Indonesian AML and counter terrorist financing efforts

In February, the Financial Action Task Force placed Indonesia on its list of jurisdictions with strategic anti-money laundering deficiencies. Despite the potential impact on financial aid the listing could have, Indonesia is still unable to pass effective rules on counter terrorist financing. The FATF recommended Indonesia address three specific points:

(1) Adequately criminalising terrorist financing (Special Recommendation II);
(2) Establishing and implementing adequate procedures to identify and freeze terrorist assets (Special Recommendation III); and
(3) Amending and implementing laws or other instruments to fully implement the 1999 International Convention for the Suppression of Financing of Terrorism (Special Recommendation I).

In March, Indonesian police officers from the notorious and elite Detachment 88 anti-terrorist squad. Officers shot and killed five suspected terrorists, who were funding planned attacks through armed robbery, targeting gold dealers and currency exchangers. This typology is well aired among the Indonesian banking compliance unit and the arrests put Indonesia’s CTF efforts on global news wires.

INCSR analysis

The US Department of State’s International Narcotic Control Strategy Report also highlighted endemic corruption as a chink in Indonesia’s AML/CTF armour.

Indonesia has a weak AML/CFT regime, according to the INCSR assessment, a cash-based economy, weak rule-of-law and ineffective law enforcement institutions, the presence of major indigenous terrorist groups combined reduce the impact of international standards and national law.

Non-drug related crimes generate the majority of money laundering activity: corruption, illegal logging, theft, bank fraud, credit card fraud, and maritime piracy, sale of counterfeit goods, gambling and prostitution.

Banks are already required to follow enhanced due diligence procedures for both foreign and domestic PEPs. Although the FATF recommendation on this was only made official in February this year, many financial institutions in Asia, perhaps influenced by other industry groups, had already adopted monitoring domestic PEPs as best practice.

KYC covered entities: Banks, finance companies, insurance companies and insurance brokerage companies, pension fund financial institutions, securities companies, investment managers, providers of money remittance, and foreign currency traders. NB High value goods dealers and lawyers are not covered by KYC rules.

Convictions and the law

There were four convictions for money laundering between January and October 2011.

In October 2010, the Government of Indonesia enacted a new AML law that partially complies with international standards. To meet international standards and ensure effective implementation and enforcement of the law, INCSR recommends staff in both the executive and judicial branches should receive more training on AML/CTF.

The PPATK – Indonesia’s Financial Intelligence Unit  – needs a significant increase in staff to meet its responsibilities under the law.

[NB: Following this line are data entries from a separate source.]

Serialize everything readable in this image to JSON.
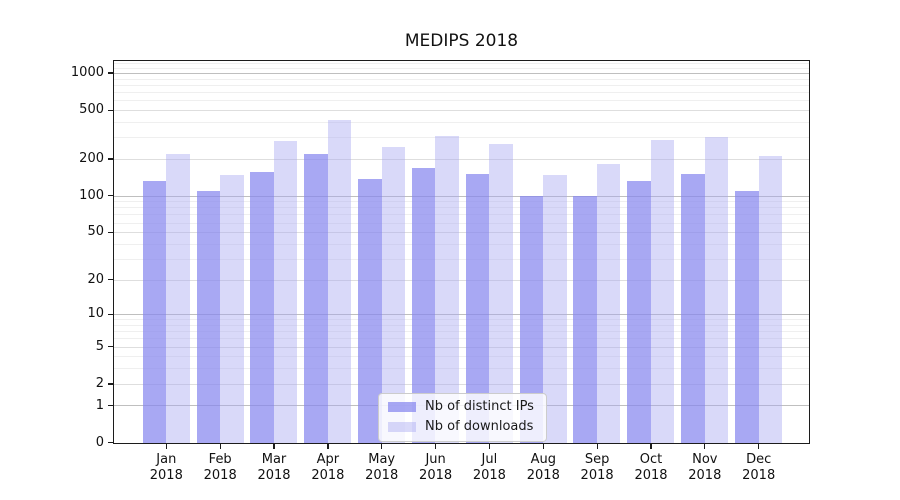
{
  "chart_data": {
    "type": "bar",
    "title": "MEDIPS 2018",
    "categories": [
      "Jan",
      "Feb",
      "Mar",
      "Apr",
      "May",
      "Jun",
      "Jul",
      "Aug",
      "Sep",
      "Oct",
      "Nov",
      "Dec"
    ],
    "year_label": "2018",
    "series": [
      {
        "name": "Nb of distinct IPs",
        "color": "rgba(134,134,239,0.72)",
        "color_hex_on_white": "#a8a8f3",
        "values": [
          134,
          111,
          158,
          222,
          138,
          170,
          151,
          100,
          100,
          134,
          152,
          111
        ]
      },
      {
        "name": "Nb of downloads",
        "color": "rgba(164,164,240,0.42)",
        "color_hex_on_white": "#d9d9f8",
        "values": [
          222,
          149,
          283,
          418,
          252,
          308,
          266,
          150,
          183,
          287,
          305,
          214
        ]
      }
    ],
    "xlabel": "",
    "ylabel": "",
    "yscale": "log10(1+y)",
    "ylim": [
      0,
      1300
    ],
    "yticks_labeled": [
      0,
      1,
      2,
      5,
      10,
      20,
      50,
      100,
      200,
      500,
      1000
    ],
    "yticks_decade": [
      1,
      10,
      100,
      1000
    ],
    "yticks_minor": [
      3,
      4,
      6,
      7,
      8,
      9,
      30,
      40,
      60,
      70,
      80,
      90,
      300,
      400,
      600,
      700,
      800,
      900,
      1100,
      1200
    ],
    "grid": true,
    "legend_position": "inside bottom-center"
  }
}
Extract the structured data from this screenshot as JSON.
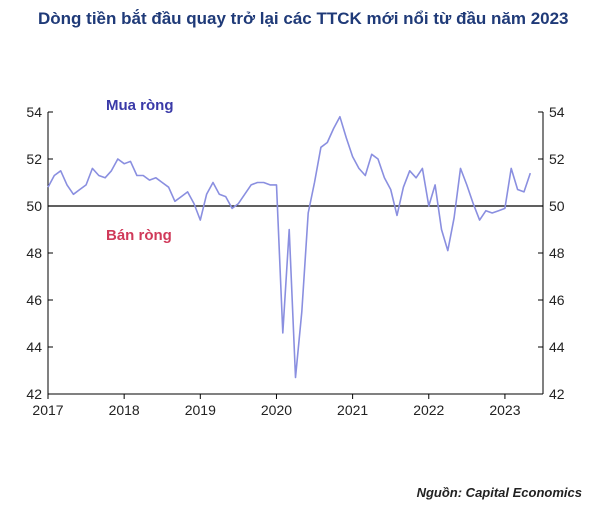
{
  "title": "Dòng tiền bắt đầu quay trở lại các TTCK mới nổi từ đầu năm 2023",
  "source": "Nguồn: Capital Economics",
  "colors": {
    "title": "#1f3a78",
    "line": "#8a8fe0",
    "buy": "#3a3aa8",
    "sell": "#d03a5a"
  },
  "chart_data": {
    "type": "line",
    "title": "Dòng tiền bắt đầu quay trở lại các TTCK mới nổi từ đầu năm 2023",
    "xlabel": "",
    "ylabel": "",
    "xlim": [
      2017,
      2023.5
    ],
    "ylim": [
      42,
      54
    ],
    "x_ticks": [
      "2017",
      "2018",
      "2019",
      "2020",
      "2021",
      "2022",
      "2023"
    ],
    "y_ticks": [
      "42",
      "44",
      "46",
      "48",
      "50",
      "52",
      "54"
    ],
    "reference_line": 50,
    "annotations": [
      "Mua ròng",
      "Bán ròng"
    ],
    "grid": false,
    "series": [
      {
        "name": "",
        "x": [
          2017.0,
          2017.083,
          2017.167,
          2017.25,
          2017.333,
          2017.417,
          2017.5,
          2017.583,
          2017.667,
          2017.75,
          2017.833,
          2017.917,
          2018.0,
          2018.083,
          2018.167,
          2018.25,
          2018.333,
          2018.417,
          2018.5,
          2018.583,
          2018.667,
          2018.75,
          2018.833,
          2018.917,
          2019.0,
          2019.083,
          2019.167,
          2019.25,
          2019.333,
          2019.417,
          2019.5,
          2019.583,
          2019.667,
          2019.75,
          2019.833,
          2019.917,
          2020.0,
          2020.083,
          2020.167,
          2020.25,
          2020.333,
          2020.417,
          2020.5,
          2020.583,
          2020.667,
          2020.75,
          2020.833,
          2020.917,
          2021.0,
          2021.083,
          2021.167,
          2021.25,
          2021.333,
          2021.417,
          2021.5,
          2021.583,
          2021.667,
          2021.75,
          2021.833,
          2021.917,
          2022.0,
          2022.083,
          2022.167,
          2022.25,
          2022.333,
          2022.417,
          2022.5,
          2022.583,
          2022.667,
          2022.75,
          2022.833,
          2022.917,
          2023.0,
          2023.083,
          2023.167,
          2023.25,
          2023.333
        ],
        "values": [
          50.8,
          51.3,
          51.5,
          50.9,
          50.5,
          50.7,
          50.9,
          51.6,
          51.3,
          51.2,
          51.5,
          52.0,
          51.8,
          51.9,
          51.3,
          51.3,
          51.1,
          51.2,
          51.0,
          50.8,
          50.2,
          50.4,
          50.6,
          50.1,
          49.4,
          50.5,
          51.0,
          50.5,
          50.4,
          49.9,
          50.1,
          50.5,
          50.9,
          51.0,
          51.0,
          50.9,
          50.9,
          44.6,
          49.0,
          42.7,
          45.5,
          49.7,
          51.0,
          52.5,
          52.7,
          53.3,
          53.8,
          52.9,
          52.1,
          51.6,
          51.3,
          52.2,
          52.0,
          51.2,
          50.7,
          49.6,
          50.8,
          51.5,
          51.2,
          51.6,
          50.0,
          50.9,
          49.0,
          48.1,
          49.5,
          51.6,
          50.9,
          50.1,
          49.4,
          49.8,
          49.7,
          49.8,
          49.9,
          51.6,
          50.7,
          50.6,
          51.4
        ]
      }
    ]
  }
}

In an effort to place some of the legal burden on industry and bank partners, PPATK plans to open three AML centers in different regions of Indonesia to serve as resource centers for organizations that must comply with the new regulations. There is hope that this will place some of the legal burden on AML/CTF on to practitioners and bank partners. How this will happen remains to be seen and will be a focus of discussion at the 4th Annual ACAMs Conference in early April.

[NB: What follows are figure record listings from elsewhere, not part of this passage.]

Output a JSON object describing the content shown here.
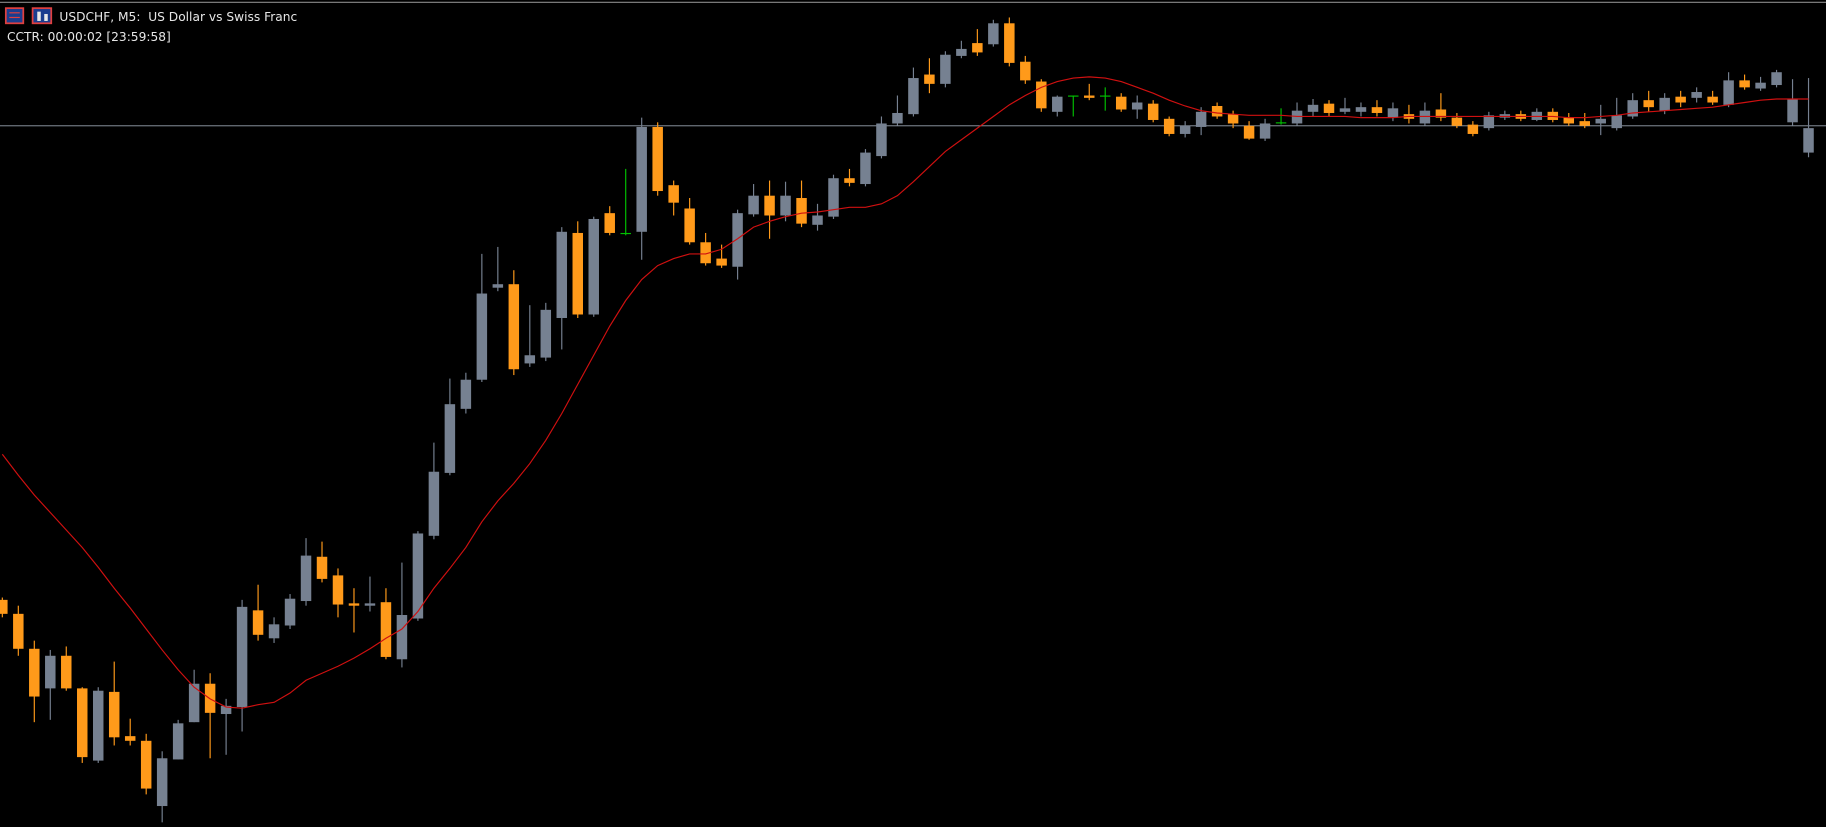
{
  "header": {
    "symbol": "USDCHF, M5:  US Dollar vs Swiss Franc",
    "indicator": "CCTR: 00:00:02 [23:59:58]"
  },
  "chart_data": {
    "type": "candlestick",
    "ylim": [
      0,
      710
    ],
    "up_color": "#768191",
    "down_color": "#ff9a1a",
    "doji_color": "#00c000",
    "ma_color": "#d01010",
    "price_line_color": "#9aa4b0",
    "price_line": 602,
    "open": [
      195,
      183,
      153,
      119,
      147,
      119,
      57,
      116,
      78,
      74,
      18,
      58,
      90,
      123,
      97,
      103,
      186,
      162,
      173,
      194,
      232,
      216,
      192,
      190,
      193,
      144,
      179,
      250,
      304,
      359,
      384,
      463,
      466,
      398,
      403,
      437,
      510,
      440,
      527,
      510,
      511,
      601,
      551,
      531,
      502,
      488,
      481,
      526,
      542,
      525,
      540,
      517,
      524,
      557,
      552,
      576,
      604,
      612,
      646,
      638,
      662,
      673,
      672,
      690,
      657,
      640,
      614,
      628,
      628,
      628,
      627,
      616,
      621,
      608,
      595,
      601,
      619,
      612,
      602,
      591,
      605,
      604,
      614,
      621,
      614,
      614,
      618,
      609,
      612,
      604,
      616,
      609,
      603,
      600,
      609,
      612,
      607,
      614,
      609,
      606,
      604,
      600,
      610,
      624,
      615,
      627,
      626,
      627,
      620,
      641,
      634,
      637,
      605,
      579
    ],
    "high": [
      197,
      190,
      160,
      152,
      155,
      120,
      120,
      142,
      93,
      80,
      65,
      92,
      135,
      132,
      110,
      195,
      208,
      180,
      200,
      248,
      245,
      222,
      205,
      215,
      205,
      227,
      254,
      330,
      385,
      390,
      492,
      498,
      478,
      448,
      450,
      515,
      520,
      524,
      533,
      565,
      609,
      605,
      555,
      540,
      510,
      500,
      530,
      552,
      555,
      554,
      555,
      535,
      560,
      565,
      582,
      610,
      628,
      652,
      660,
      666,
      675,
      685,
      693,
      695,
      662,
      642,
      628,
      628,
      638,
      635,
      630,
      628,
      624,
      610,
      606,
      618,
      622,
      615,
      606,
      608,
      617,
      622,
      625,
      624,
      626,
      622,
      624,
      622,
      620,
      622,
      630,
      613,
      606,
      614,
      615,
      615,
      617,
      617,
      613,
      613,
      620,
      626,
      630,
      632,
      630,
      632,
      635,
      632,
      648,
      646,
      644,
      650,
      642,
      643
    ],
    "low": [
      180,
      147,
      90,
      92,
      117,
      55,
      55,
      70,
      70,
      28,
      4,
      58,
      90,
      59,
      62,
      82,
      160,
      158,
      170,
      190,
      210,
      180,
      167,
      185,
      144,
      137,
      177,
      247,
      302,
      355,
      382,
      460,
      388,
      395,
      400,
      410,
      437,
      438,
      508,
      508,
      487,
      542,
      525,
      500,
      482,
      480,
      470,
      524,
      505,
      520,
      515,
      512,
      522,
      550,
      550,
      574,
      602,
      610,
      630,
      635,
      660,
      662,
      670,
      653,
      638,
      614,
      610,
      610,
      624,
      615,
      614,
      608,
      605,
      593,
      592,
      594,
      608,
      600,
      590,
      589,
      603,
      602,
      610,
      610,
      612,
      610,
      610,
      606,
      604,
      602,
      606,
      600,
      593,
      598,
      607,
      606,
      606,
      605,
      602,
      600,
      594,
      598,
      608,
      614,
      612,
      618,
      622,
      620,
      618,
      633,
      632,
      635,
      602,
      575
    ],
    "close": [
      183,
      153,
      112,
      147,
      119,
      60,
      117,
      77,
      74,
      33,
      59,
      89,
      123,
      98,
      104,
      189,
      165,
      174,
      196,
      233,
      213,
      191,
      190,
      192,
      146,
      182,
      252,
      305,
      363,
      384,
      458,
      466,
      393,
      405,
      444,
      511,
      440,
      522,
      510,
      510,
      601,
      546,
      536,
      502,
      484,
      482,
      527,
      542,
      525,
      542,
      518,
      525,
      557,
      553,
      579,
      604,
      613,
      643,
      638,
      663,
      668,
      665,
      690,
      656,
      641,
      617,
      627,
      628,
      626,
      628,
      616,
      622,
      607,
      595,
      602,
      614,
      610,
      604,
      591,
      604,
      605,
      615,
      620,
      613,
      617,
      618,
      613,
      617,
      608,
      615,
      609,
      602,
      595,
      611,
      612,
      608,
      614,
      607,
      604,
      602,
      608,
      611,
      624,
      618,
      626,
      622,
      631,
      622,
      641,
      635,
      639,
      648,
      625,
      600
    ],
    "ma": [
      320,
      302,
      285,
      270,
      255,
      240,
      223,
      205,
      188,
      170,
      152,
      135,
      120,
      110,
      103,
      102,
      105,
      107,
      115,
      126,
      132,
      138,
      145,
      153,
      162,
      170,
      185,
      205,
      222,
      240,
      262,
      280,
      295,
      312,
      332,
      355,
      380,
      405,
      430,
      452,
      470,
      482,
      488,
      492,
      492,
      496,
      505,
      515,
      520,
      524,
      527,
      528,
      530,
      532,
      532,
      535,
      542,
      554,
      567,
      580,
      590,
      600,
      610,
      620,
      628,
      635,
      640,
      643,
      644,
      643,
      640,
      635,
      630,
      624,
      619,
      615,
      613,
      612,
      611,
      611,
      611,
      610,
      610,
      610,
      610,
      609,
      609,
      609,
      610,
      610,
      610,
      610,
      610,
      610,
      610,
      610,
      610,
      610,
      609,
      609,
      610,
      611,
      613,
      614,
      615,
      616,
      617,
      618,
      620,
      622,
      624,
      625,
      625,
      625
    ]
  }
}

Despite a reported high-level commitment to the action plan developed to address some of the persistent gaps in its AML/CFT legislation, the government has not met its projected timeframes. Essential draft CFT legislation will not be submitted to parliament until at least early 2012.

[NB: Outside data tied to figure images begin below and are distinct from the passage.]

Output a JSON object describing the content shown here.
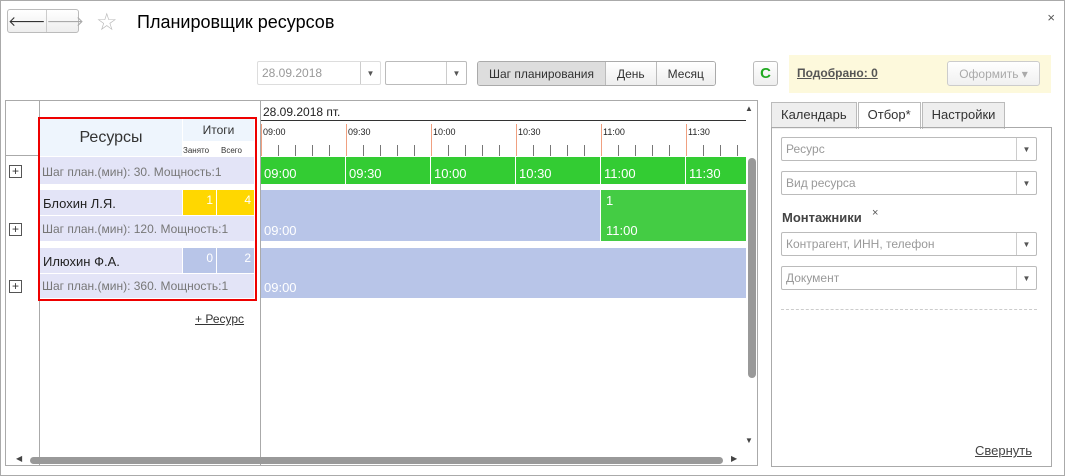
{
  "window": {
    "title": "Планировщик ресурсов",
    "back": "🡐",
    "forward": "🡒",
    "star": "☆",
    "close": "×"
  },
  "toolbar": {
    "date": "28.09.2018",
    "period": "",
    "modes": [
      "Шаг планирования",
      "День",
      "Месяц"
    ],
    "refresh": "C",
    "picked": "Подобрано: 0",
    "oform": "Оформить ▾"
  },
  "table": {
    "header": {
      "resources": "Ресурсы",
      "totals": "Итоги",
      "busy": "Занято",
      "all": "Всего"
    },
    "rows": [
      {
        "name": "",
        "info": "Шаг план.(мин): 30. Мощность:1",
        "busy": "",
        "total": ""
      },
      {
        "name": "Блохин Л.Я.",
        "info": "Шаг план.(мин): 120. Мощность:1",
        "busy": "1",
        "total": "4",
        "color": "#ffd700"
      },
      {
        "name": "Илюхин Ф.А.",
        "info": "Шаг план.(мин): 360. Мощность:1",
        "busy": "0",
        "total": "2",
        "color": "#b8c5e8"
      }
    ],
    "add_resource": "+ Ресурс"
  },
  "timeline": {
    "date": "28.09.2018 пт.",
    "times": [
      "09:00",
      "09:30",
      "10:00",
      "10:30",
      "11:00",
      "11:30"
    ],
    "row1": [
      "09:00",
      "09:30",
      "10:00",
      "10:30",
      "11:00",
      "11:30"
    ],
    "row2": {
      "free": "09:00",
      "busy_count": "1",
      "busy_time": "11:00"
    },
    "row3": {
      "free": "09:00"
    },
    "colors": {
      "green": "#33cc33",
      "busy_green": "#44cc44",
      "free": "#b8c5e8"
    }
  },
  "side": {
    "tabs": [
      "Календарь",
      "Отбор*",
      "Настройки"
    ],
    "resource_ph": "Ресурс",
    "kind_ph": "Вид ресурса",
    "group": "Монтажники",
    "group_remove": "×",
    "contractor_ph": "Контрагент, ИНН, телефон",
    "document_ph": "Документ",
    "collapse": "Свернуть"
  }
}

The October 2010 AML legislation only provides for the temporary suspension of terrorist assets linked to the UN list of designated terrorists and terrorist organizations and does not allow for an immediate and ongoing freeze.

Corruption, particularly within the police ranks, impedes effective investigations and prosecutions. Prosecutors and judges should be given additional training on tracing and documenting financial flows and presenting this evidence convincingly in court.